Expression of apical membrane L-glutamate transporters in neonatal porcine epithelial cells along the small intestinal crypt-villus axis.

作者信息

Fan Ming Z, Matthews James C, Etienne Nadege M P, Stoll Barbara, Lackeyram Dale, Burrin Douglas G

机构信息

USDA/ARS Children's Nutrition Research Center, Dept. of Pediatrics, Baylor College of Medicine, 1100 Bates St., Houston, TX 77030, USA.

出版信息

Am J Physiol Gastrointest Liver Physiol. 2004 Aug;287(2):G385-98. doi: 10.1152/ajpgi.00232.2003. Epub 2004 Mar 25.

Abstract

Enteral l-glutamate is extensively utilized as an oxidative fuel by the gut mucosa in the neonate. To identify major uptake pathways and to understand uptake regulation, we examined transport kinetics and molecular identities of apical membrane l-glutamate transporters in epithelial cells sequentially isolated along the small intestinal crypt-villus axis from milk protein-fed, 16-day-old pigs. The distended intestinal sac method was used to isolate 12 sequential cell fractions from the tip villus to the bottom crypt. Initial rates and kinetics of l-glutamate uptake were measured with l-[G-(3)H]glutamate by fast filtration in apical membrane vesicles prepared by Mg(2+) precipitation and differential centrifugation, with membrane potential clamped by SCN(-).
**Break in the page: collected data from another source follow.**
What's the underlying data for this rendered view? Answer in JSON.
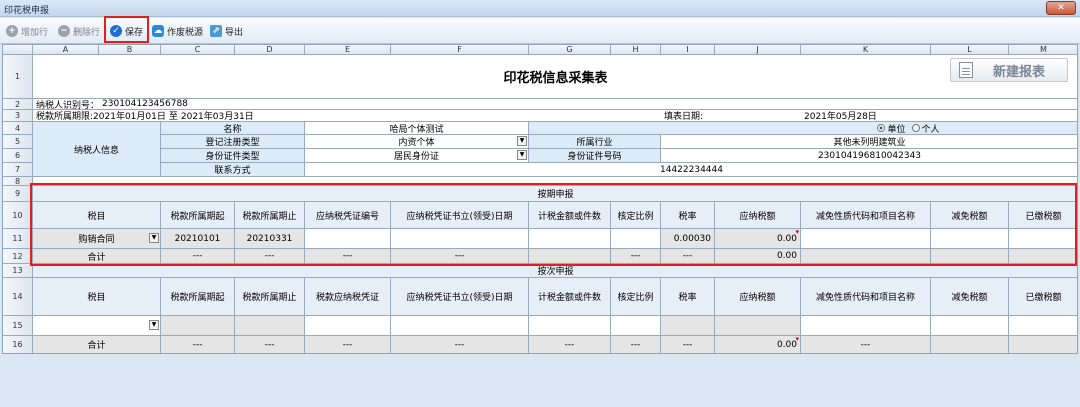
{
  "window": {
    "title": "印花税申报",
    "close": "✕"
  },
  "toolbar": {
    "add_row": "增加行",
    "delete_row": "删除行",
    "save": "保存",
    "void_source": "作废税源",
    "export": "导出"
  },
  "columns": [
    "A",
    "B",
    "C",
    "D",
    "E",
    "F",
    "G",
    "H",
    "I",
    "J",
    "K",
    "L",
    "M"
  ],
  "rows": [
    "1",
    "2",
    "3",
    "4",
    "5",
    "6",
    "7",
    "8",
    "9",
    "10",
    "11",
    "12",
    "13",
    "14",
    "15",
    "16"
  ],
  "form": {
    "title": "印花税信息采集表",
    "new_report": "新建报表",
    "taxpayer_id_label": "纳税人识别号：",
    "taxpayer_id": "230104123456788",
    "period_label": "税款所属期限:",
    "period_start": "2021年01月01日",
    "period_to": "至",
    "period_end": "2021年03月31日",
    "fill_date_label": "填表日期:",
    "fill_date": "2021年05月28日",
    "taxpayer_info": "纳税人信息",
    "name_label": "名称",
    "name_value": "哈局个体测试",
    "radio_unit": "单位",
    "radio_individual": "个人",
    "reg_type_label": "登记注册类型",
    "reg_type_value": "内资个体",
    "industry_label": "所属行业",
    "industry_value": "其他未列明建筑业",
    "id_type_label": "身份证件类型",
    "id_type_value": "居民身份证",
    "id_no_label": "身份证件号码",
    "id_no_value": "230104196810042343",
    "contact_label": "联系方式",
    "contact_value": "14422234444"
  },
  "period_section": {
    "title": "按期申报",
    "headers": [
      "税目",
      "税款所属期起",
      "税款所属期止",
      "应纳税凭证编号",
      "应纳税凭证书立(领受)日期",
      "计税金额或件数",
      "核定比例",
      "税率",
      "应纳税额",
      "减免性质代码和项目名称",
      "减免税额",
      "已缴税额"
    ],
    "row": {
      "item": "购销合同",
      "start": "20210101",
      "end": "20210331",
      "rate": "0.00030",
      "tax": "0.00"
    },
    "total_label": "合计",
    "dash": "---",
    "total_tax": "0.00"
  },
  "times_section": {
    "title": "按次申报",
    "headers": [
      "税目",
      "税款所属期起",
      "税款所属期止",
      "税款应纳税凭证",
      "应纳税凭证书立(领受)日期",
      "计税金额或件数",
      "核定比例",
      "税率",
      "应纳税额",
      "减免性质代码和项目名称",
      "减免税额",
      "已缴税额"
    ],
    "total_label": "合计",
    "dash": "---",
    "total_tax": "0.00"
  }
}
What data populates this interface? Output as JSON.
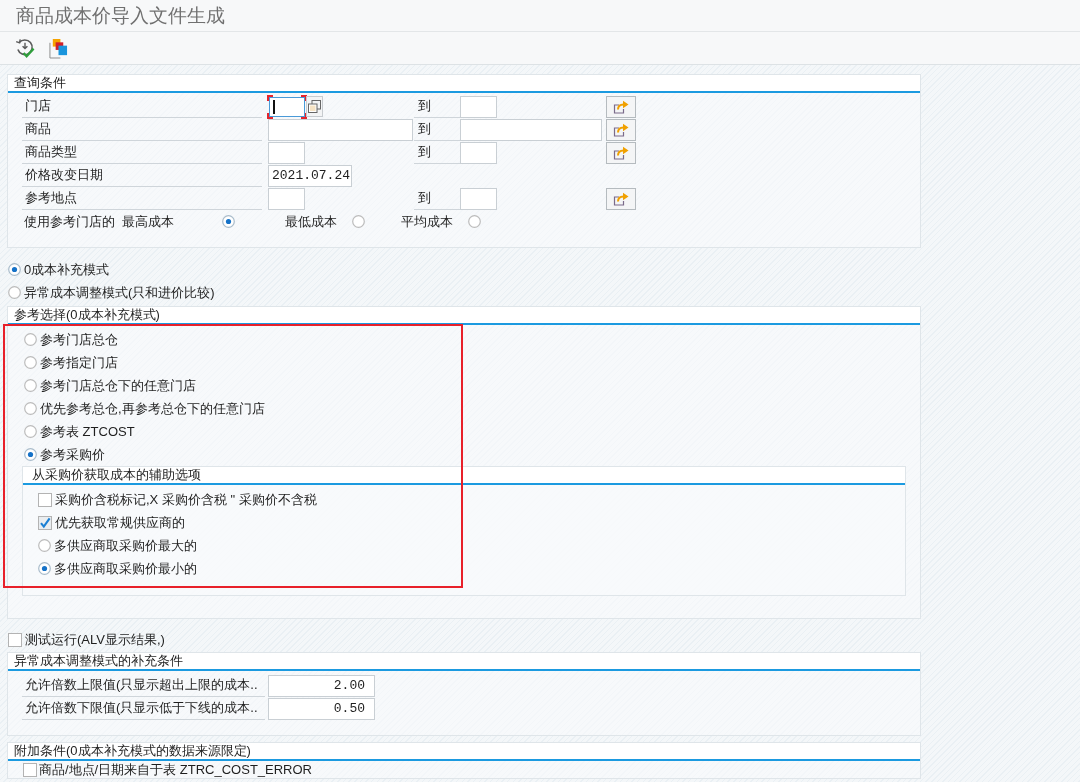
{
  "window": {
    "title": "商品成本价导入文件生成"
  },
  "query_conditions": {
    "title": "查询条件",
    "fields": [
      {
        "label": "门店",
        "kind": "range",
        "focused": true,
        "to_label": "到"
      },
      {
        "label": "商品",
        "kind": "longrange",
        "focused": false,
        "to_label": "到"
      },
      {
        "label": "商品类型",
        "kind": "range",
        "focused": false,
        "to_label": "到"
      },
      {
        "label": "价格改变日期",
        "kind": "date",
        "focused": false,
        "value": "2021.07.24"
      },
      {
        "label": "参考地点",
        "kind": "range",
        "focused": false,
        "to_label": "到"
      }
    ],
    "cost_basis": {
      "label": "使用参考门店的",
      "options": [
        {
          "label": "最高成本",
          "selected": true
        },
        {
          "label": "最低成本",
          "selected": false
        },
        {
          "label": "平均成本",
          "selected": false
        }
      ]
    }
  },
  "modes": [
    {
      "label": "0成本补充模式",
      "selected": true
    },
    {
      "label": "异常成本调整模式(只和进价比较)",
      "selected": false
    }
  ],
  "reference_selection": {
    "title": "参考选择(0成本补充模式)",
    "highlighted": true,
    "options": [
      {
        "label": "参考门店总仓",
        "selected": false
      },
      {
        "label": "参考指定门店",
        "selected": false
      },
      {
        "label": "参考门店总仓下的任意门店",
        "selected": false
      },
      {
        "label": "优先参考总仓,再参考总仓下的任意门店",
        "selected": false
      },
      {
        "label": "参考表 ZTCOST",
        "selected": false
      },
      {
        "label": "参考采购价",
        "selected": true
      }
    ],
    "purchase_price_options": {
      "title": "从采购价获取成本的辅助选项",
      "items": [
        {
          "kind": "checkbox",
          "label": "采购价含税标记,X 采购价含税 \" 采购价不含税",
          "checked": false
        },
        {
          "kind": "checkbox",
          "label": "优先获取常规供应商的",
          "checked": true
        },
        {
          "kind": "radio",
          "label": "多供应商取采购价最大的",
          "selected": false
        },
        {
          "kind": "radio",
          "label": "多供应商取采购价最小的",
          "selected": true
        }
      ]
    }
  },
  "test_run": {
    "label": "测试运行(ALV显示结果,)",
    "checked": false
  },
  "adjustment_conditions": {
    "title": "异常成本调整模式的补充条件",
    "fields": [
      {
        "label": "允许倍数上限值(只显示超出上限的成本..",
        "value": "2.00"
      },
      {
        "label": "允许倍数下限值(只显示低于下线的成本..",
        "value": "0.50"
      }
    ]
  },
  "additional_conditions": {
    "title": "附加条件(0成本补充模式的数据来源限定)",
    "items": [
      {
        "label": "商品/地点/日期来自于表 ZTRC_COST_ERROR",
        "checked": false
      }
    ]
  }
}
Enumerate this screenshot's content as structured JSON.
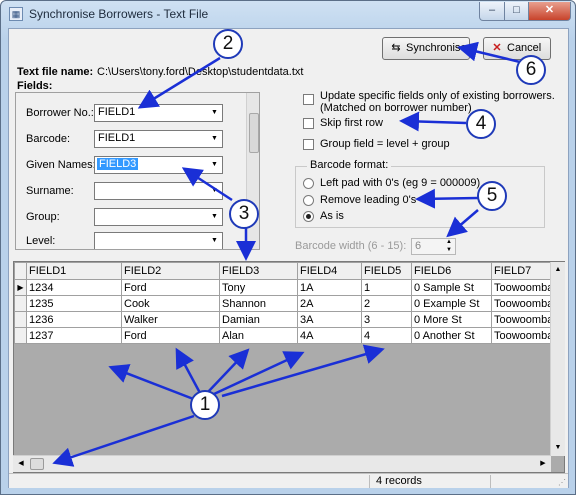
{
  "window": {
    "title": "Synchronise Borrowers - Text File",
    "minimize": "–",
    "maximize": "□",
    "close": "✕"
  },
  "toolbar": {
    "sync_label": "Synchronise",
    "cancel_label": "Cancel",
    "sync_icon": "sync-icon",
    "cancel_icon": "x-icon"
  },
  "file": {
    "label": "Text file name:",
    "path": "C:\\Users\\tony.ford\\Desktop\\studentdata.txt"
  },
  "fields": {
    "heading": "Fields:",
    "rows": [
      {
        "label": "Borrower No.:",
        "value": "FIELD1",
        "selected": false
      },
      {
        "label": "Barcode:",
        "value": "FIELD1",
        "selected": false
      },
      {
        "label": "Given Names:",
        "value": "FIELD3",
        "selected": true
      },
      {
        "label": "Surname:",
        "value": "",
        "selected": false
      },
      {
        "label": "Group:",
        "value": "",
        "selected": false
      },
      {
        "label": "Level:",
        "value": "",
        "selected": false
      }
    ]
  },
  "options": {
    "update_specific_line1": "Update specific fields only of existing borrowers.",
    "update_specific_line2": "(Matched on borrower number)",
    "skip_first_row": "Skip first row",
    "group_field": "Group field = level + group"
  },
  "barcode": {
    "title": "Barcode format:",
    "left_pad": "Left pad with 0's (eg 9 = 000009)",
    "remove_leading": "Remove leading 0's",
    "as_is": "As is",
    "selected": "As is",
    "width_label": "Barcode width (6 - 15):",
    "width_value": "6"
  },
  "grid": {
    "columns": [
      "FIELD1",
      "FIELD2",
      "FIELD3",
      "FIELD4",
      "FIELD5",
      "FIELD6",
      "FIELD7"
    ],
    "rows": [
      [
        "1234",
        "Ford",
        "Tony",
        "1A",
        "1",
        "0 Sample St",
        "Toowoomba"
      ],
      [
        "1235",
        "Cook",
        "Shannon",
        "2A",
        "2",
        "0 Example St",
        "Toowoomba"
      ],
      [
        "1236",
        "Walker",
        "Damian",
        "3A",
        "3",
        "0 More St",
        "Toowoomba"
      ],
      [
        "1237",
        "Ford",
        "Alan",
        "4A",
        "4",
        "0 Another St",
        "Toowoomba"
      ]
    ]
  },
  "status": {
    "records": "4 records"
  },
  "callouts": [
    "1",
    "2",
    "3",
    "4",
    "5",
    "6"
  ],
  "colors": {
    "callout_border": "#1f3ab8",
    "arrow": "#1a2fd6",
    "selection": "#3399ff"
  }
}
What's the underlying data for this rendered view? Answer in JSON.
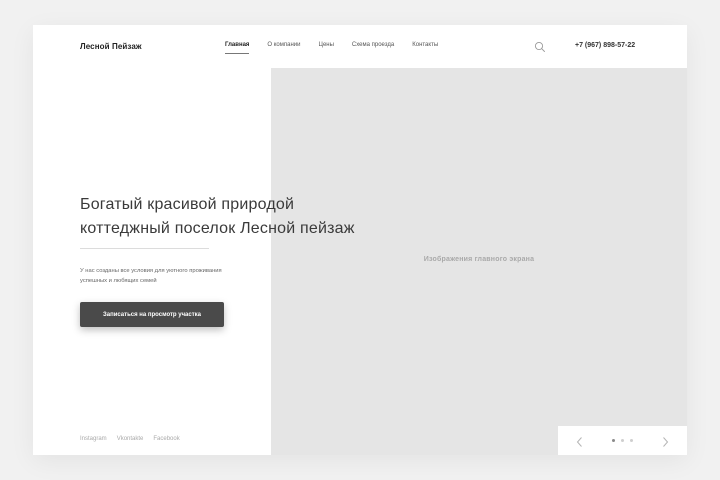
{
  "header": {
    "logo": "Лесной Пейзаж",
    "nav": [
      {
        "label": "Главная",
        "active": true
      },
      {
        "label": "О компании",
        "active": false
      },
      {
        "label": "Цены",
        "active": false
      },
      {
        "label": "Схема проезда",
        "active": false
      },
      {
        "label": "Контакты",
        "active": false
      }
    ],
    "search_icon": "search-icon",
    "phone": "+7 (967) 898-57-22"
  },
  "hero": {
    "title_line1": "Богатый красивой природой",
    "title_line2": "коттеджный поселок Лесной пейзаж",
    "subtitle_line1": "У нас созданы все условия для уютного проживания",
    "subtitle_line2": "успешных и любящих семей",
    "cta_label": "Записаться на просмотр участка",
    "image_label": "Изображения главного экрана"
  },
  "socials": [
    "Instagram",
    "Vkontakte",
    "Facebook"
  ],
  "slider": {
    "dots": 3,
    "active_index": 0
  },
  "colors": {
    "background": "#f1f1f1",
    "panel": "#ffffff",
    "image_placeholder": "#e5e5e5",
    "button": "#4a4a4a"
  }
}
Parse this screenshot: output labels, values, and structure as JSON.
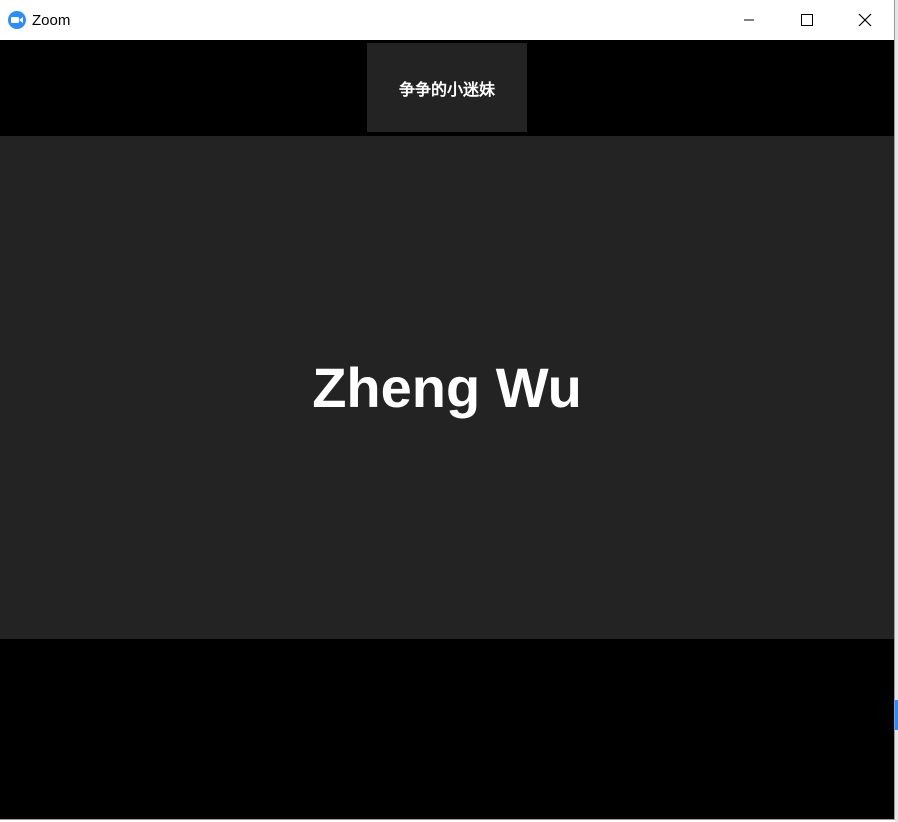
{
  "window": {
    "app_icon": "zoom-camera-icon",
    "title": "Zoom",
    "controls": {
      "minimize_icon": "minimize-icon",
      "maximize_icon": "maximize-icon",
      "close_icon": "close-icon"
    }
  },
  "gallery": {
    "thumbnail_name": "争争的小迷妹"
  },
  "active_speaker": {
    "name": "Zheng Wu"
  },
  "colors": {
    "brand": "#2d8cff",
    "video_bg": "#232323",
    "strip_bg": "#000000"
  }
}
Initial l-glutamate uptake results suggested the presence of B(o) and X(AG)(-) transport systems, but the X(AG)(-) system was predominant for uptake across the apical membrane. Kinetic data suggested that l-glutamate uptake through the X(AG)(-) system was associated with higher maximal transport activity but lower transporter affinity in crypt than in villus cells. Molecular identity of the X(AG)(-) glutamate transporter, based on immunoblot and RT-PCR analysis, was primarily the defined excitatory amino acid carrier (EAAC)-1. EAAC-1 expression was increased with cell differentiation and regulated at transcription and translation levels from crypt to upper villus cells. In conclusion, efficiency and capacity of luminal l-glutamate uptake across the apical membrane are regulated by changing expression of the X(AG)(-) system transporter gene EAAC-1 at transcription and translation levels as well as maximal uptake activity and transporter affinity along the intestinal crypt-villus axis in the neonate.

摘要

肠内L-谷氨酸在新生儿肠道黏膜中被广泛用作氧化燃料。为了确定主要的摄取途径并了解摄取调节机制,我们研究了从以乳蛋白喂养的16日龄仔猪小肠隐窝-绒毛轴依次分离的上皮细胞顶膜L-谷氨酸转运体的转运动力学和分子特性。采用膨胀肠囊法从绒毛顶端到隐窝底部依次分离出12个细胞组分。通过Mg(2+)沉淀和差速离心制备顶膜囊泡,用SCN(-)钳制膜电位,以L-[G-(3)H]谷氨酸通过快速过滤法测定L-谷氨酸摄取的初始速率和动力学。L-谷氨酸摄取的初始结果表明存在B(o)和X(AG)(-)转运系统,但X(AG)(-)系统在顶膜摄取中占主导地位。动力学数据表明,通过X(AG)(-)系统摄取L-谷氨酸时,隐窝细胞的最大转运活性较高,但转运体亲和力低于绒毛细胞。基于免疫印迹和RT-PCR分析,X(AG)(-)谷氨酸转运体的分子特性主要是已确定的兴奋性氨基酸载体(EAAC)-1。EAAC-1的表达随细胞分化而增加,并在转录和翻译水平上从隐窝到绒毛上部细胞受到调节。总之,新生儿肠腔内L-谷氨酸跨顶膜摄取的效率和能力通过在转录和翻译水平上改变X(AG)(-)系统转运体基因EAAC-1的表达以及沿小肠隐窝-绒毛轴的最大摄取活性和转运体亲和力来调节。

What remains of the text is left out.